Also. In meinem Script läuft eine Überwachung der User, die Online sind. Sind diese mehr als 10 Minuten inaktiv, werden sie aus der Datenbank gelöscht. Zusätzlich soll die dazugehörige Session zerstört werden. Denn es bringt mir ja nichts, wenn die Session immer noch gültig ist, wenn der User angeblich nicht mehr Online ist.
Oder hast wer eine andere Idee, wie sich das lösen läßt?


----------



## Devil Noxx (8. Januar 2005)

Achso das meinst du.
In der php.ini gibt es eine Einstellung welche _session.gc_maxlifetime_ heisst.
Diese hat standardmässig den Wert _1440_. Der Sinn dieser Einstellung ist, dass eben nicht mehr gültige Sessions nach 1440 Sekunden bzw. 30 Minuten automatisch gelöscht werden. 
Darüber musst du dir also keine Sorgen machen.

Gruß

Devil


----------



## Gumbo (8. Januar 2005)

Wenn du diese Einstellung ändern möchtest, kannst du dies mit der ini_set()-Funktion machen.


----------



## mastermannrw (27. März 2005)

Hab eine andere Lösung gefunden, da diese irgendwie nicht zuverlässig arbeiten. Warum, weiß ich nicht. Aber Danke Ecuh für die Hilfe.


----------



## mastermannrw (5. April 2005)

Das Theam läßt mich nicht los. 



Warum habe ich, nachdem ich eine Session mit destroy_session() im Logoff-Script zerstört habe, wieder exakt die gleiche Session ID, wenn ich mich dann neu anmelde?
Is das normal oder leigt das am Code? Kennt dieses Problem jemand und kann direkt sagne Ahja, Du hast das und das Falsch gemacht?

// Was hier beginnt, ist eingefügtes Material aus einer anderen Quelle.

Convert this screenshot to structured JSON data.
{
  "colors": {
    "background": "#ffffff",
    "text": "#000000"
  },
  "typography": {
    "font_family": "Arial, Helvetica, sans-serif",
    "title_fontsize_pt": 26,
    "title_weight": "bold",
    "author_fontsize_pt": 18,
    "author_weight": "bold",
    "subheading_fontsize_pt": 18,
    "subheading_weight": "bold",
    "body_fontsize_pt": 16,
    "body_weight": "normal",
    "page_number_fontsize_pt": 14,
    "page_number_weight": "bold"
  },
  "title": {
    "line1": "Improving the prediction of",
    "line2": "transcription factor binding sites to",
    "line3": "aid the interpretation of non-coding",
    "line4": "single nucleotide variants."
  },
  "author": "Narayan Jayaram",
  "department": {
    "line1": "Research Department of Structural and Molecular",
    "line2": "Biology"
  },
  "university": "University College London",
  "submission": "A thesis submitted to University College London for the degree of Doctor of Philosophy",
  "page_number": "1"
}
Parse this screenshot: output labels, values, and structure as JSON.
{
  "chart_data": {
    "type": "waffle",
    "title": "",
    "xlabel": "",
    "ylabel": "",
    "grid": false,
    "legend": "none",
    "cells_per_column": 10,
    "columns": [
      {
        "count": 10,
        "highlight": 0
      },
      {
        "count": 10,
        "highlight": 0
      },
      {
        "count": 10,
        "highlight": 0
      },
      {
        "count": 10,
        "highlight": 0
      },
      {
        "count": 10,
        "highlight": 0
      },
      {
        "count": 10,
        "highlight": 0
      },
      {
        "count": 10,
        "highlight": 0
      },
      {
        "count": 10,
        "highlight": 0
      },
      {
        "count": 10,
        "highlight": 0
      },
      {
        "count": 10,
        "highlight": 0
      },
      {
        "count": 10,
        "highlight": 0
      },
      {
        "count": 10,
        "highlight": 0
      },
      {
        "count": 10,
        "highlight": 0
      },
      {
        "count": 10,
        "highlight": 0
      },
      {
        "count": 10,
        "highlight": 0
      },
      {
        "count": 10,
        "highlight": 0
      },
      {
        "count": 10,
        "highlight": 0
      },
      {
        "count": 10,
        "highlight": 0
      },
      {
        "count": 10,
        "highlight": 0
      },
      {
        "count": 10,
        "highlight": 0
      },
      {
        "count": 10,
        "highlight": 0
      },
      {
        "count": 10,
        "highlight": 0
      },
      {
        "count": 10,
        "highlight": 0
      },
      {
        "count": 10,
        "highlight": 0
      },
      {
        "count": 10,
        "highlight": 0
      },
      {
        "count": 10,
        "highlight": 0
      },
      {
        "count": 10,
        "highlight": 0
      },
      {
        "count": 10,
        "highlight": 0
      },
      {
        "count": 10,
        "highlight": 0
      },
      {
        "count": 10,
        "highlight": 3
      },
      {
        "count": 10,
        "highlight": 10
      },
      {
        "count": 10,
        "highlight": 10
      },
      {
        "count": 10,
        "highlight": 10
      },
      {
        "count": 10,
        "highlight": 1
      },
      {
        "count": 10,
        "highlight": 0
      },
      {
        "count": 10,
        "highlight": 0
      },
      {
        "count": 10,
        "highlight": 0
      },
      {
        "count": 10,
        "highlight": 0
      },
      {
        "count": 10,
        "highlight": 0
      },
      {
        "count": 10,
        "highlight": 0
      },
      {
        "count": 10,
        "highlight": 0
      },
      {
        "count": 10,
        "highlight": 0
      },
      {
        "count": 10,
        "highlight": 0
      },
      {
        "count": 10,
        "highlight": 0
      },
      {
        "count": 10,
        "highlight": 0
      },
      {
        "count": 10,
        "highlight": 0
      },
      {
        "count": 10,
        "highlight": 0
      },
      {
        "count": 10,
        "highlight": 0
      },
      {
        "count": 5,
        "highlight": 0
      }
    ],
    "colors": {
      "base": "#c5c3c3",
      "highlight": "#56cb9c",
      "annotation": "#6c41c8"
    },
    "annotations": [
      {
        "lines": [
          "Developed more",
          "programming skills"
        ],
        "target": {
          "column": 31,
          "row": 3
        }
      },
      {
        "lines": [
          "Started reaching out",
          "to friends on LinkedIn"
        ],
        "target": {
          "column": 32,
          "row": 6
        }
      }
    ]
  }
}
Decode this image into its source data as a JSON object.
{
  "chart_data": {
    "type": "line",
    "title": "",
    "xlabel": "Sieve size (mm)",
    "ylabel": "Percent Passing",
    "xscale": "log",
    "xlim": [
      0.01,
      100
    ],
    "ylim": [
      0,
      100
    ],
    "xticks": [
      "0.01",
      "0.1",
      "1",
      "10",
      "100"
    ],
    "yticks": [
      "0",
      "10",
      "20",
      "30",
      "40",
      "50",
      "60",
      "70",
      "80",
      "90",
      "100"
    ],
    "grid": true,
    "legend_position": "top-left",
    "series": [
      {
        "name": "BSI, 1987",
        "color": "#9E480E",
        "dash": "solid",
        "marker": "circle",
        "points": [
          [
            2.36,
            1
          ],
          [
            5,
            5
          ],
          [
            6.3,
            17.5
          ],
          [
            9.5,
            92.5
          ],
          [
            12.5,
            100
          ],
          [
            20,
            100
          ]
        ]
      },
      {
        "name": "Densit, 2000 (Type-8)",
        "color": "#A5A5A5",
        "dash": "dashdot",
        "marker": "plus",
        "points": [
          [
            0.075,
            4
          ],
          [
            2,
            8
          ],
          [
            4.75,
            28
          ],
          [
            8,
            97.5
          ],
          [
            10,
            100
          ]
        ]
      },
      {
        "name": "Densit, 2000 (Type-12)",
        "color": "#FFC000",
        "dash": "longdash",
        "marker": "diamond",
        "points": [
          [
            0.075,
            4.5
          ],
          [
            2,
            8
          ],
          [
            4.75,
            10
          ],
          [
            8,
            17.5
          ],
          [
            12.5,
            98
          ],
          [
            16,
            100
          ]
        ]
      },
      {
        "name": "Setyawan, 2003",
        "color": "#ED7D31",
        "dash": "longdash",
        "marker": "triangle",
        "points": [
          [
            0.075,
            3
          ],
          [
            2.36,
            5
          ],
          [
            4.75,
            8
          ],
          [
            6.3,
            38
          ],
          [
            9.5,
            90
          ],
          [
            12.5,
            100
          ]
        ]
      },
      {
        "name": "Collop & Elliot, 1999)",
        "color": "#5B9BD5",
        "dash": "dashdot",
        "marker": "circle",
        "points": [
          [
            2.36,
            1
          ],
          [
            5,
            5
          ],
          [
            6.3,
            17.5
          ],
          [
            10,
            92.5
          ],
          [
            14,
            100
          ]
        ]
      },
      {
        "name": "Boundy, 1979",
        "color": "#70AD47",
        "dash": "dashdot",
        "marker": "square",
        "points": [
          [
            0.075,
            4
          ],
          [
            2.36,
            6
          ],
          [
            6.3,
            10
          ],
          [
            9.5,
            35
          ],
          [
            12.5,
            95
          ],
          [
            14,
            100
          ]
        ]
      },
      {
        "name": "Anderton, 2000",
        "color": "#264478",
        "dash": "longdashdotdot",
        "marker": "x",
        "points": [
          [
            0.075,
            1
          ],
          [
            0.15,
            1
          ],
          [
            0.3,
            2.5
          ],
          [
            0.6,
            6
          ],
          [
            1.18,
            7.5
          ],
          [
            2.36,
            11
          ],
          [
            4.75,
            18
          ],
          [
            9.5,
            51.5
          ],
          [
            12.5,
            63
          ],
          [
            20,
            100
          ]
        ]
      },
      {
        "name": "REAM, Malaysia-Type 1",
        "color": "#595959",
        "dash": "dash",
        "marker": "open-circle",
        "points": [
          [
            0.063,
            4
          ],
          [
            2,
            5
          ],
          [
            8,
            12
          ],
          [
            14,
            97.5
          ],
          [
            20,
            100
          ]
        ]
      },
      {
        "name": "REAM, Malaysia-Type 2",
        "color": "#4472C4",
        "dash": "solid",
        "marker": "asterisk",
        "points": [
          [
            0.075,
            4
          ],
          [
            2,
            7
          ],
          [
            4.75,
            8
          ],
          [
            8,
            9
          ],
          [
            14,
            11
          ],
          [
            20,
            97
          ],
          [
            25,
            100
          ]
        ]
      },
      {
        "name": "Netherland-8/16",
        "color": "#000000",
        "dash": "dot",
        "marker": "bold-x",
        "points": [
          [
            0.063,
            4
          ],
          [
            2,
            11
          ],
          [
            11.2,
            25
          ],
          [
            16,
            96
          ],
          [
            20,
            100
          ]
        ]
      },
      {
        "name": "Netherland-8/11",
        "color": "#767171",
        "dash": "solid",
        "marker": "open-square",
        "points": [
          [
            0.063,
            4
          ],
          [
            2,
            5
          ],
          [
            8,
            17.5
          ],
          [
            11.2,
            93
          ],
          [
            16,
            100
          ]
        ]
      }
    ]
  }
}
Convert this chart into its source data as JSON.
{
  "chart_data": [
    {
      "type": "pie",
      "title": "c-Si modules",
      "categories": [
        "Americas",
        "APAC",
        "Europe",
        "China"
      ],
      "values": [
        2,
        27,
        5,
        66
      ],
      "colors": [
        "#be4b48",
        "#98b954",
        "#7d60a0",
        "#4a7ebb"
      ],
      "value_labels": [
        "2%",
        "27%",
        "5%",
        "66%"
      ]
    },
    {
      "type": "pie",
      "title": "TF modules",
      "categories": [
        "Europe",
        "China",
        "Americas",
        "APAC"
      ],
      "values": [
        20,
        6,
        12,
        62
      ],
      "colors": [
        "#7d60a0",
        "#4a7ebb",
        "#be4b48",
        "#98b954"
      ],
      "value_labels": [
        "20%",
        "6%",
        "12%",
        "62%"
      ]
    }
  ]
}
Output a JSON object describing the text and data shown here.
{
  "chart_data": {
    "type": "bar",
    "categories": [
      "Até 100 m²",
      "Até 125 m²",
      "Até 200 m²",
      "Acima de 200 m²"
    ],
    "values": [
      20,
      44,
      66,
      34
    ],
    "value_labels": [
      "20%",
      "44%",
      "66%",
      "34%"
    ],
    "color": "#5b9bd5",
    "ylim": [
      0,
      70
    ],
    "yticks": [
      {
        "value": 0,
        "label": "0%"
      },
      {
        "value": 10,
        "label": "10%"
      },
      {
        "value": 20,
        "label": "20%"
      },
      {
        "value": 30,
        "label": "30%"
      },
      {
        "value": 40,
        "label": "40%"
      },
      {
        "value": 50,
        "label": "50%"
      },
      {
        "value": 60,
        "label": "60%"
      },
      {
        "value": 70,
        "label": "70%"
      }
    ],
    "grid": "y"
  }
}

Wie zerstöre ich zuverlässig einen Cookie?

Und zum Verständnis: Mit Session_start() erzeuge ich eine Session. Diese Funktion ist doch schon dafür zuständig, mir eine Session_id zu erzeugen oder? Danach wird Clientseitig ein Cookie zur Identifikation abgelegt. Die Anderen Sessionsachen, die nach dem Schema $_SESSION['var']=1 programmiert werden, landen auf dem Server. Ich hoffe, das ich das so weit richtig habe.
Wenn nun in einem Script session_start() aufgerufen wird, wird automatisch nach dem Cookie geschaut und wenn der da ist, wird die Session fortgesetzt.
Und nu dürft Ihr mich auseinander nehmen, weil ich keine Ahnung habe.


----------



## Dennis Wronka (5. April 2005)

mastermannrw hat gesagt.:
			
		

> Wie zerstöre ich zuverlässig einen Cookie?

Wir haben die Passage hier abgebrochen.